Missing Number: Given an array nums containing n distinct numbers in the range [0, n], return the only number in the range that is missing from the array.

Example 1:

Input: nums = [3,0,1]
Output: 2
Explanation: n = 3 since there are 3 numbers, so all numbers are in the range [0,3].
2 is the missing number in the range since it does not appear in nums.

Example 2:

Input: nums = [0,1]
Output: 2
Explanation: n = 2 since there are 2 numbers, so all numbers are in the range [0,2].
2 is the missing number in the range since it does not appear in nums.

Example 3:

Input: nums = [9,6,4,2,3,5,7,0,1]
Output: 8
Explanation: n = 9 since there are 9 numbers, so all numbers are in the range [0,9].
8 is the missing number in the range since it does not appear in nums.

Constraints:

• n == nums.length
• 1 <= n <= 10^4
• 0 <= nums[i] <= n
• All the numbers of nums are unique

Try this Problem on your own or check similar problems:

1. Single Number
2. Find the Duplicate Number
3. First Missing Positive

Solution:

public int missingNumber(int[] nums) {
    int res = 0;
    for(int i = 0; i < nums.length; ++i){
        res ^= i ^ nums[i];
    }
    return res ^ nums.length;
}

Time/Space Complexity:

• Time Complexity: O(n)
• Space Complexity: O(1)

Explanation:

First note that brute-force solution is trivial, you could for example create a set (also note that from the problem statement all numbers in nums are unique) from the input array and then loop over 0..n and for every number check if it exists in set.

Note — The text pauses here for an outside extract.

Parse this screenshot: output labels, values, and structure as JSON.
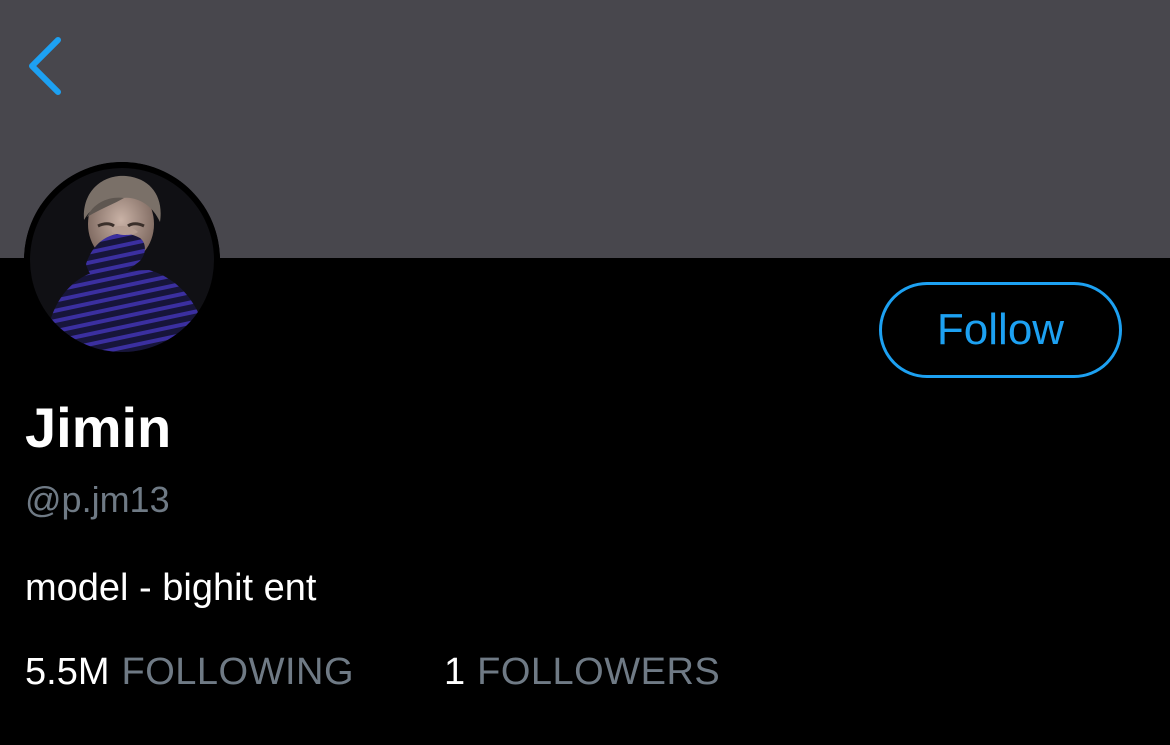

The first number that doesn’t exist in the set is the missing number. However you will probably be asked if you could optimize the space complexity. If you are asked a question like this take a step back and think about (also ask the interviewer) input array properties. From the problem constraints we know that

• all numbers are unique in the input array
• all numbers are between 0 and n, where n is the length of array.

So to solve this problem we have to find a way to get the difference between two groups, the first group are the numbers in the input array and for the second group we have all numbers from 0 to n. So in other words group 2 contains all elements (0..n) including our missing number, so we have to test our first group (elements in input array) against the second group to find the missing number. In order to do that let’s investigate XOR operator. XOR operator performs a logical exclusion on two Boolean expressions, or a bitwise exclusion on two numeric expressions.

So if we have two numbers 3 and 5, their XOR would be 011 (3 presented in binary) XOR 101 (5 presented in binary) = 110 (6 in binary), since from left to right (0^1=1, 1^0=1, 1^1=0) where ^ is XOR operator. How does this help us find the missing number? Well first the XOR is interesting since it has some nice properties we can use:

• x^0 = x (0 is neutral) that’s why we set it as initial value of res
• x^x = 0 when you xor number with itself the result is 0
• a^b = b^a commutative, we can change the order of operands
• (a^b)^c = (a^c)^b associative

So we use these 4 properties to solve our problem. We xor all the elements from both groups (note that order is you use XOR is not important, in other words you could XOR all number from second group and then all numbers from input array or do it simultaneously), since the mathing number will cross each other out (result will be 0, rule x^x=0), the res value will be equal to the only number is second group that’s missing in the first group.